Venezia 76 – 45 Seconds of Laughter: recensione
Recensione del documentario di Tim Robbins, 45 Seconds of Laughter, incentrato sulla riabilitazione di detenuti mediante un programma teatrale.
Come può un ambiente come il carcere trasformare i detenuti nuovamente in esseri umani in grado di lasciarsi andare alle proprie emozioni, senza timore di apparire deboli, o meno uomini, machi, davanti ai loro compagni di cella? Attraverso il teatro e, precisamente, tramite la compagnia teatrale sperimentale di Tim Robbins, nota come The Actor’s Gang. Regista, attore, e sceneggiatore, Robbins, propone un programma di riabilitazione per i carcerati, i quali, nelle prigioni statunitensi sono spesso figure dimenticate, emarginate, e senza speranza di “redenzione”. Il frutto di questo progetto è 45 Seconds of Laughter, documentario nato dagli incontri al laboratorio teatrale a cui questi uomini – di etnie diverse e, un tempo, anche di gang rivali – hanno partecipato.
45 Seconds of Laughter offre una possibilità di “redenzione” e riabilitazione a un gruppo di detenuti
“Una disumanizzazione dei detenuti prodotta da un approccio punitivo nel sistema carcerario statunitense” è ciò che viene condannato, naturalmente non in modo esplicito, dal regista nel documentario, dando, invece, la possibilità ai detenuti di riscoprire la loro vera identità, e soprattutto il loro Io più profondo, senza aver paura dei giudizi di altri, delle impressioni, dei commenti e delle apparenze. The Actor’s Gang è un progetto attuato da Robbins già da circa 13 anni, quando, avendo notato che le persone in cella non erano realmente brutali e animalesche come apparivano nei prodotti mediatici (film, serie tv ecc.), decise di “riabilitarli” attraverso l’arte.
In questa avventura Robbins non è solo, ma accompagnato da alcuni coach che, nel corso del programma e del laboratorio, arrivano a instaurare un rapporto coi detenuti, tale da riuscire a spezzare la loro corazza e mostrare chi siano realmente. Prima che i protagonisti possano aprirsi, c’è bisogno di una grande dose di fiducia, senza la quale è impossibile portare a termine l’obiettivo stesso del laboratorio.
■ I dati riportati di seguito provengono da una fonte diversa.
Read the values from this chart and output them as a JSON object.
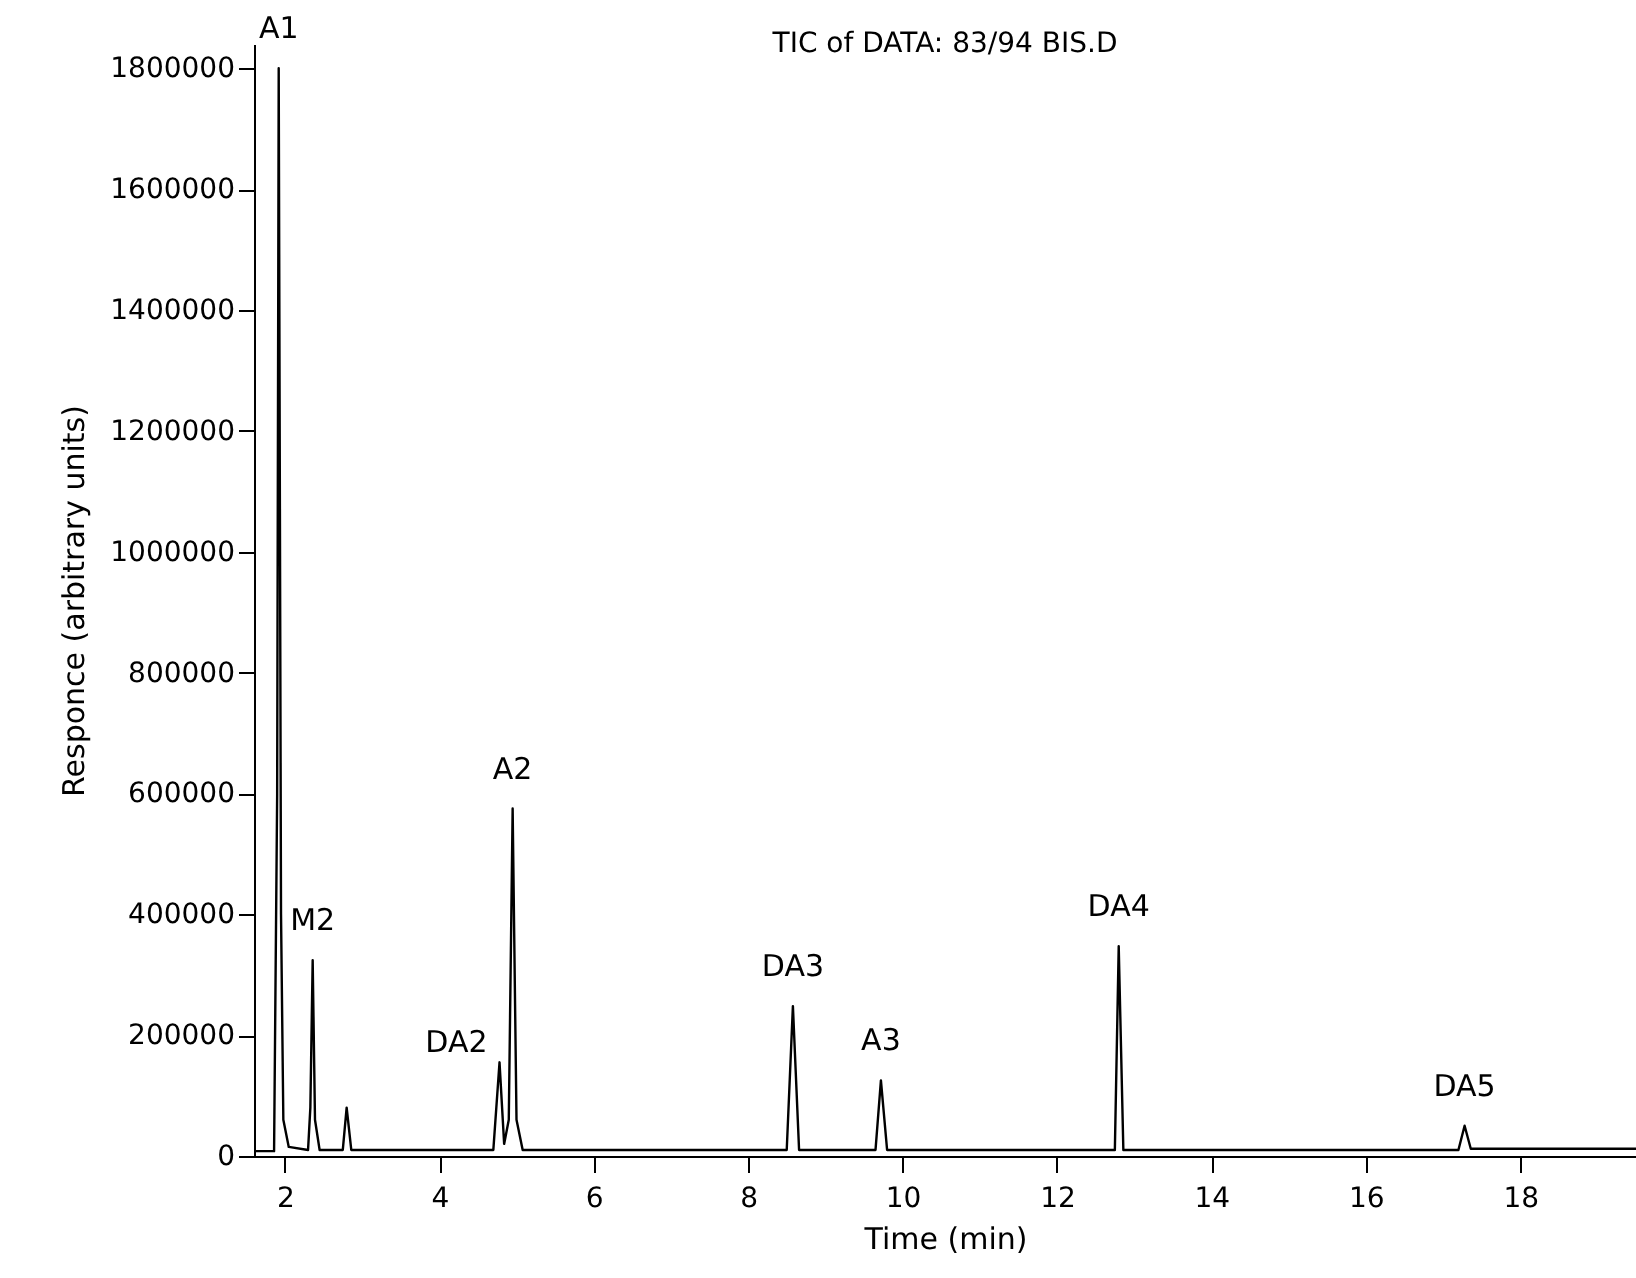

La strada da compiere per giungere all’interpretazione di alcuni personaggi della Commedia dell’Arte è lunga e, prima di arrivare a quella fase particolare, i detenuti devono entrare in sintonia col proprio corpo e le proprie emozioni e sensazioni, riscoprendole.
45 Seconds of Laughter abbatte le pregresse barriere razziali tra detenuti e si dimentica delle rivalità tra gang
Comunicazione, esercizi fisici ed espressivi, e giochi di ogni genere (in stile ora di educazione fisica durante gli anni scolastici) sono alla base del laboratorio: lo scopo è quello di mettere a proprio agio i componenti di un ampio gruppo, di permettere a dei detenuti, che fino a poco tempo prima appartenevano a gang rivali ed erano nemici, di rivelarsi come esseri umani, con le loro imperfezioni, ma anche coi loro punti di forza. Gradualmente, dopo tale percorso di scoperta personale, iniziano a relazionarsi tra di loro e a stabilire un rapporto che può essere considerato qualcosa di simile a un’amicizia: vengono abbattute le pregresse barriere razziali e si dimentica qualsiasi precedente alleanza e rivalità tra gang.
È qui che arriva la Commedia dell’Arte (i carcerati devono “interpretare” Pantalone, Arlecchino, Pulcinella, Mario, Isabella e alcune situazioni tipiche che li riguardano), ed è proprio quando i detenuti dimostrano di essere in grado di liberare e manifestare le proprie emozioni, che Robbins chiede loro di assumere una maschera (col trucco sul viso), sprigionando determinati tipi di sensazioni che devono andare a coincidere anche con una particolare mimica. Il progetto di Robbins è significativo, e punta su una realtà che, probabilmente, in Italia non è così affrontata o nota come negli Stati Uniti; tuttavia, nel corso del documentario, talvolta si tende a disperdere l’attenzione a causa dell’estensione e reiterazione, non necessarie, di alcune esercitazioni del programma.
Nonostante 45 Seconds of Laughter non si possa completamente definire un documentario che accusa la gestione dei detenuti nelle carceri statunitensi, il messaggio di Tim Robbins sarebbe stato ancora più diretto, e compreso, se avesse optato per una durata complessiva minore, senza perdersi nella ripresentazione di concetti e situazioni già esposte in precedenza.